From MSE to Bayesian Linear Regression

!! This is just an AI generated demo post (But may still be an interesting read) !!

1. Mean Squared Error (MSE)

Let's start with the simplest approach to fitting a model: minimizing the Mean Squared Error. Given a model $f_\theta$ with parameters $\theta$ , and data points $(T_i, R_i)$ , we want to find:

\theta^* = \arg\min_\theta \sum_{i=1}^N (R_i - f_\theta(T_i))^2

This is intuitive and computationally simple, but it comes with hidden assumptions:

We care equally about errors in any direction (symmetry)
Larger errors are penalized quadratically
We only want a point estimate of parameters
We have no prior knowledge to incorporate

2. Maximum Likelihood Estimation (MLE)

We can generalize MSE by viewing it as a probabilistic problem. Instead of just minimizing error, we ask: what parameters make our observed data most likely?

We assume our observations follow:

R = f_\theta(T) + \epsilon

where

\epsilon \sim N(0, \sigma^2)

This leads to maximizing:

\theta^* = \arg\max_\theta \sum_{i=1}^N \log p(R_i|T_i;\theta)

For Gaussian noise, this expands to:

\theta^* = \arg\max_\theta \sum_{i=1}^N [-\frac{1}{2}\log(2\pi\sigma^2) - \frac{(R_i - f_\theta(T_i))^2}{2\sigma^2}]

Key Generalizations over MSE:

Can handle different noise distributions by changing $p(R|T;θ)$
Provides a probabilistic interpretation
Naturally extends to non-Gaussian cases
When noise is Gaussian, reduces exactly to MSE!

3. Maximum A Posteriori (MAP) Estimation

We can further generalize by incorporating prior knowledge about parameters.

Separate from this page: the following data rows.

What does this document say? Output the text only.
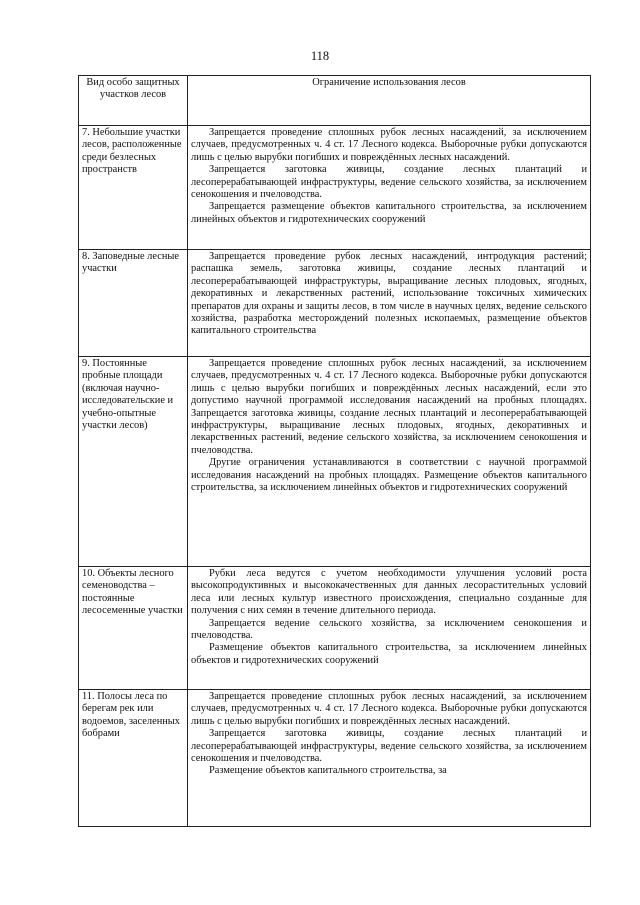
118
Вид особо защитных участков лесов	Ограничение использования лесов
7. Небольшие участки лесов, расположенные среди безлесных пространств	Запрещается проведение сплошных рубок лесных насаждений, за исключением случаев, предусмотренных ч. 4 ст. 17 Лесного кодекса. Выборочные рубки допускаются лишь с целью вырубки погибших и повреждённых лесных насаждений.

Запрещается заготовка живицы, создание лесных плантаций и лесоперерабатывающей инфраструктуры, ведение сельского хозяйства, за исключением сенокошения и пчеловодства.

Запрещается размещение объектов капитального строительства, за исключением линейных объектов и гидротехнических сооружений

8. Заповедные лесные участки	Запрещается проведение рубок лесных насаждений, интродукция растений; распашка земель, заготовка живицы, создание лесных плантаций и лесоперерабатывающей инфраструктуры, выращивание лесных плодовых, ягодных, декоративных и лекарственных растений, использование токсичных химических препаратов для охраны и защиты лесов, в том числе в научных целях, ведение сельского хозяйства, разработка месторождений полезных ископаемых, размещение объектов капитального строительства

9. Постоянные пробные площади (включая научно-исследовательские и учебно-опытные участки лесов)	Запрещается проведение сплошных рубок лесных насаждений, за исключением случаев, предусмотренных ч. 4 ст. 17 Лесного кодекса. Выборочные рубки допускаются лишь с целью вырубки погибших и повреждённых лесных насаждений, если это допустимо научной программой исследования насаждений на пробных площадях. Запрещается заготовка живицы, создание лесных плантаций и лесоперерабатывающей инфраструктуры, выращивание лесных плодовых, ягодных, декоративных и лекарственных растений, ведение сельского хозяйства, за исключением сенокошения и пчеловодства.

Другие ограничения устанавливаются в соответствии с научной программой исследования насаждений на пробных площадях. Размещение объектов капитального строительства, за исключением линейных объектов и гидротехнических сооружений

10. Объекты лесного семеноводства – постоянные лесосеменные участки	Рубки леса ведутся с учетом необходимости улучшения условий роста высокопродуктивных и высококачественных для данных лесорастительных условий леса или лесных культур известного происхождения, специально созданные для получения с них семян в течение длительного периода.

Запрещается ведение сельского хозяйства, за исключением сенокошения и пчеловодства.

Размещение объектов капитального строительства, за исключением линейных объектов и гидротехнических сооружений

11. Полосы леса по берегам рек или водоемов, заселенных бобрами	Запрещается проведение сплошных рубок лесных насаждений, за исключением случаев, предусмотренных ч. 4 ст. 17 Лесного кодекса. Выборочные рубки допускаются лишь с целью вырубки погибших и повреждённых лесных насаждений.

Запрещается заготовка живицы, создание лесных плантаций и лесоперерабатывающей инфраструктуры, ведение сельского хозяйства, за исключением сенокошения и пчеловодства.

Размещение объектов капитального строительства, за
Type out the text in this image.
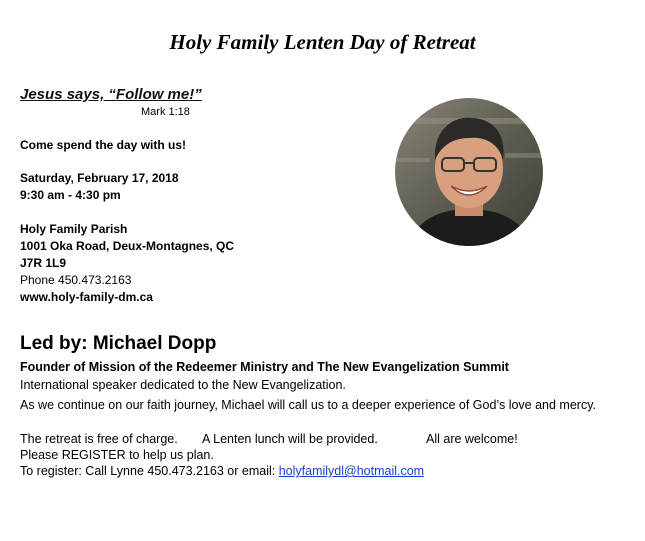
Holy Family Lenten Day of Retreat
Jesus says, “Follow me!”
Mark 1:18
Come spend the day with us!
Saturday, February 17, 2018
9:30 am - 4:30 pm
Holy Family Parish
1001 Oka Road, Deux-Montagnes, QC
J7R 1L9
Phone 450.473.2163
www.holy-family-dm.ca
Led by: Michael Dopp
Founder of Mission of the Redeemer Ministry and The New Evangelization Summit
International speaker dedicated to the New Evangelization.
As we continue on our faith journey, Michael will call us to a deeper experience of God’s love and mercy.
The retreat is free of charge. A Lenten lunch will be provided.	All are welcome!
Please REGISTER to help us plan.
To register: Call Lynne 450.473.2163 or email: holyfamilydl@hotmail.com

Using Bayes' rule:

p(\theta|D) \propto p(D|\theta)p(\theta)

The MAP estimate is:

\theta^* = \arg\max_\theta [\log p(D|\theta) + \log p(\theta)]

With a Gaussian prior $\theta \sim N(0, \Sigma_{prior})$ , this becomes:

\theta^* = \arg\max_\theta [-\sum_{i=1}^N \frac{(R_i - f_\theta(T_i))^2}{2\sigma^2} - \frac{\theta^T\Sigma_{prior}^{-1}\theta}{2}]

Key Generalizations over MLE:

Incorporates prior knowledge
Naturally provides regularization
MLE is a special case with uniform prior
Can handle ill-posed problems better

4. Full Bayesian Linear Regression

The final generalization is to move beyond point estimates and consider the full posterior distribution:

p(\theta|D) = \frac{p(D|\theta)p(\theta)}{p(D)}

For linear regression with:

Gaussian prior: $\theta \sim N(0, \Sigma_{prior})$
Gaussian likelihood: $R|T,\theta \sim N(f_\theta(T), \sigma^2)$

The posterior is also Gaussian with closed-form expressions for its mean and covariance.

Key Generalizations over MAP:

Full uncertainty quantification
Can marginalize over parameters instead of optimizing
Handles multi-modal posteriors
Allows for hierarchical modeling
MAP is just the mode of this distribution

The Complete Picture

These approaches form a clear hierarchy:

MSE: Simple point estimation
MLE: Probabilistic framework, still point estimation
MAP: Adds prior knowledge, still point estimation
Full Bayesian: Complete probabilistic treatment

Each step adds capabilities while maintaining the previous approach as a special case. The Bayesian approach is the most general, containing all others as special cases:

MSE is MAP with Gaussian noise and uniform prior
MLE is MAP with uniform prior
MAP is the mode of the Bayesian posterior

This hierarchy shows how seemingly different approaches are deeply connected, each adding new capabilities while preserving the insights of simpler methods.